Glowforge, the Seattle company that raked in $27.9 million in pre-orders for its consumer-grade laser cutter and engraver, has raised $22 million in venture capital.
The Series B investment, announced Monday, was led by Foundry Group and True Ventures, co-leaders of the company’s $9 million Series A funding round in May 2015.
Glowforge is taking advantage of cloud computing, cameras, and other sensors and components that have become less expensive, thanks to the proliferation of smartphones. Its goal is to build a laser cutter that’s easier to use and cheaper than competitors, and thereby appealing to a mass audience.
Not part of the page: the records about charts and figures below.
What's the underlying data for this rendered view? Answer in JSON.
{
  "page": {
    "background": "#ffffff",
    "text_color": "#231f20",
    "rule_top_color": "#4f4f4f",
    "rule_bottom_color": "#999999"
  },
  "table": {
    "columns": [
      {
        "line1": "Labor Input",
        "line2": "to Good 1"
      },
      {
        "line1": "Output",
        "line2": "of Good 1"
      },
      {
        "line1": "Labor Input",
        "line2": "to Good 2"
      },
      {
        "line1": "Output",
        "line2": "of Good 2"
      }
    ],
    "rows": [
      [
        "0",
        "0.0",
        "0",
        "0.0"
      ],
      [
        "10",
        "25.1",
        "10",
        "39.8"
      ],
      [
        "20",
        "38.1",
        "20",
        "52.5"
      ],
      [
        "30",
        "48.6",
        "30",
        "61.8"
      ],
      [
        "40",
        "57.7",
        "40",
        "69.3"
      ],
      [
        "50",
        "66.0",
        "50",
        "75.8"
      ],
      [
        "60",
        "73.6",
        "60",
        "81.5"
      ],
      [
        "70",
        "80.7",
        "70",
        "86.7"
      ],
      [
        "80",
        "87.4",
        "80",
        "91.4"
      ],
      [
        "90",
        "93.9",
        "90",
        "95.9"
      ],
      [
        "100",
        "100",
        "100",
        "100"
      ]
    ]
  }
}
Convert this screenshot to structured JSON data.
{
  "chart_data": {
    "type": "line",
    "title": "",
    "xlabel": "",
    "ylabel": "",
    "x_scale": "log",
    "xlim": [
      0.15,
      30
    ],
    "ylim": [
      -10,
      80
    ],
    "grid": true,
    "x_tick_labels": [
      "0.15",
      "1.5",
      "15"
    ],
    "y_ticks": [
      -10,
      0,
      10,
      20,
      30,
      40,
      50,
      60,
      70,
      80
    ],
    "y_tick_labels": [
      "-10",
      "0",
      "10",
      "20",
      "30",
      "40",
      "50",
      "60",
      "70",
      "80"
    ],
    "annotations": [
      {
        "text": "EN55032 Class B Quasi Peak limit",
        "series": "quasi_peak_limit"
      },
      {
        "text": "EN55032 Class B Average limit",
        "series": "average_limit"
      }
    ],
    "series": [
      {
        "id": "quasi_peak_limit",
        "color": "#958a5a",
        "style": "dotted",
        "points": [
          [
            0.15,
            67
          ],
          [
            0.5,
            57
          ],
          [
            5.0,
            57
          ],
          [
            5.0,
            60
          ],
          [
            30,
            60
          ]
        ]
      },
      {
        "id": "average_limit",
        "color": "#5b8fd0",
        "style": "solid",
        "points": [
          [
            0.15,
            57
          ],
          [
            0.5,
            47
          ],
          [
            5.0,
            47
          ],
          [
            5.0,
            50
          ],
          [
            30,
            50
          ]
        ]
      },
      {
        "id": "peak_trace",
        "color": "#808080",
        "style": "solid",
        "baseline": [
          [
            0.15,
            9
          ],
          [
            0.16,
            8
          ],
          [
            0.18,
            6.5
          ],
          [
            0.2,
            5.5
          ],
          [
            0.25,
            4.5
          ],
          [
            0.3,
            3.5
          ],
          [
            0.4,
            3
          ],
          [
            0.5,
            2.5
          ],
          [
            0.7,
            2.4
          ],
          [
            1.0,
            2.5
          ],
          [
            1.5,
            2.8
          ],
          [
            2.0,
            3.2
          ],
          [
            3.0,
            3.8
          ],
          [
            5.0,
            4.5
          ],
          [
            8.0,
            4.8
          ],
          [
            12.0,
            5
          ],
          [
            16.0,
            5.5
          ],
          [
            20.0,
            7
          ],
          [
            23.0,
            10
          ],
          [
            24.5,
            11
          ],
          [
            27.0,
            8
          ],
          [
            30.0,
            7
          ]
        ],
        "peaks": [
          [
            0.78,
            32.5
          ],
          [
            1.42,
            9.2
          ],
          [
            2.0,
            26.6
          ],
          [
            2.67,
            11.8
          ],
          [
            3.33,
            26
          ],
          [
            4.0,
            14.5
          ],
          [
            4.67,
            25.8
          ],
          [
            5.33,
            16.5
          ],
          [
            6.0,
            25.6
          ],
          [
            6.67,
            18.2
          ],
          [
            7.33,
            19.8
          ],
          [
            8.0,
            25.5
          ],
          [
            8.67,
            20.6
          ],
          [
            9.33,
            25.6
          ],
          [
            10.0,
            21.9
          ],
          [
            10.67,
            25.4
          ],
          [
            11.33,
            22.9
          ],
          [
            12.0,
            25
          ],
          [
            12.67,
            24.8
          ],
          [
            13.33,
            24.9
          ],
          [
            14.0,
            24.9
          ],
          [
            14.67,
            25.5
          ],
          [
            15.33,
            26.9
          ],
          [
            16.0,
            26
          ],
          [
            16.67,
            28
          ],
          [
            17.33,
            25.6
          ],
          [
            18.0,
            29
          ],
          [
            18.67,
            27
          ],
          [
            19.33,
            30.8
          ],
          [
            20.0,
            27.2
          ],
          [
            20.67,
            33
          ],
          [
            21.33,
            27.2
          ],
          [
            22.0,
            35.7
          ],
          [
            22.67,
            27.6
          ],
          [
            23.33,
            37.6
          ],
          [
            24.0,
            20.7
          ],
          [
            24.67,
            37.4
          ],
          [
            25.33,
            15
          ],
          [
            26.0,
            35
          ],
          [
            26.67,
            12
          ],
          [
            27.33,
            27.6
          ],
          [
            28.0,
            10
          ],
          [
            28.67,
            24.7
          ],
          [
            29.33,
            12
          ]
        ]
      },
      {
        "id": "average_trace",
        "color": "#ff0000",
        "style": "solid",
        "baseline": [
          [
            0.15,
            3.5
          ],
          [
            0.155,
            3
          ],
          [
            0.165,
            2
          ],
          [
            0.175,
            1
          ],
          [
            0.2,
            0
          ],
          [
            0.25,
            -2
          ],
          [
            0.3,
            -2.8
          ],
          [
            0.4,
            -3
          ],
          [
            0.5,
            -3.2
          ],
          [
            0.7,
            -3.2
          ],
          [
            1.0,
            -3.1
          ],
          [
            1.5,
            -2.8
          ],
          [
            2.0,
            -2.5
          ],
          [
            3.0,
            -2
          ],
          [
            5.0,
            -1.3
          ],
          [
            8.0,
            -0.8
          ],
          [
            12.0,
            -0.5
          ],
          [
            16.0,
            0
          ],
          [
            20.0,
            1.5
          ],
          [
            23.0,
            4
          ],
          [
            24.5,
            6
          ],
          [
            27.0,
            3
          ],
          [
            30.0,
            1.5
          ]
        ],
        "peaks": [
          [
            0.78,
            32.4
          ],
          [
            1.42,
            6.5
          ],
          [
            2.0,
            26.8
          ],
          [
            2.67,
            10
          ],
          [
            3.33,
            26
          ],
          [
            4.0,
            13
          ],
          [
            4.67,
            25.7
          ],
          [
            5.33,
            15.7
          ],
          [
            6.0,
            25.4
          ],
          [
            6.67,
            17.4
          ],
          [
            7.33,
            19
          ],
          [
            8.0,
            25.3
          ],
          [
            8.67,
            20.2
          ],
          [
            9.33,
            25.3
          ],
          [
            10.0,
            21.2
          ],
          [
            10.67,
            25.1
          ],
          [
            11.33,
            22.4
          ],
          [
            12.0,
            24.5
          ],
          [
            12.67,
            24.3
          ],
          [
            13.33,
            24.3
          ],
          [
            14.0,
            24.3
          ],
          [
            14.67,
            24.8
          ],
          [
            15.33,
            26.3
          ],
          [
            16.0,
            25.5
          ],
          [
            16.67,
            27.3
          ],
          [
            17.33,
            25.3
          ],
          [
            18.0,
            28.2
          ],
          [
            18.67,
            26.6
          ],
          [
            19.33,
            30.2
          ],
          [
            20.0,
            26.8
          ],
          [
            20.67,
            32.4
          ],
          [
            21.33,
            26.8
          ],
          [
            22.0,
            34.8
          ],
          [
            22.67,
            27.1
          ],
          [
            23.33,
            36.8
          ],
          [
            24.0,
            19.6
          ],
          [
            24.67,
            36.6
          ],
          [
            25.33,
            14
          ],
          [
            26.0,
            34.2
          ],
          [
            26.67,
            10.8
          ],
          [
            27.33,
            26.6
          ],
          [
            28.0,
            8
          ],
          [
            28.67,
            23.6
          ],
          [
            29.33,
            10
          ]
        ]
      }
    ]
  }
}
The latest investment can be read as a bet on just how big that audience may prove to be.
“With this financing, we can deliver not just an amazing product to the people who’ve ordered it already, but we can scale up our American assembly line to make this available to schools, homes, and businesses around the world,” says Glowforge co-founder and CEO Dan Shapiro in a news release.
Re-designing a complex piece of hardware with a laser at its center has not been without difficulty.
I was one of the thousands of people who pre-ordered a Glowforge during a 30-day crowdfunding campaign the company launched last September. The nearly $28 million raised made it one of the most successful campaigns of its kind.
In April, Glowforge delayed shipments of the pre-order units, citing difficulties in procuring a bespoke power supply component that could meet the demands of the fast-cycling laser. The company is sticking to its plan to begin shipping pre-ordered laser cutters in December.
Glowforge has promised its pre-order customers a combination of credits redeemable for premium designs from its catalogue, and materials from its Proofgrade brand. These materials are marked with a machine-readable code that promises to calibrate the Glowforge to make precise cuts and engravings.
The 33-person company also has some 20 job openings.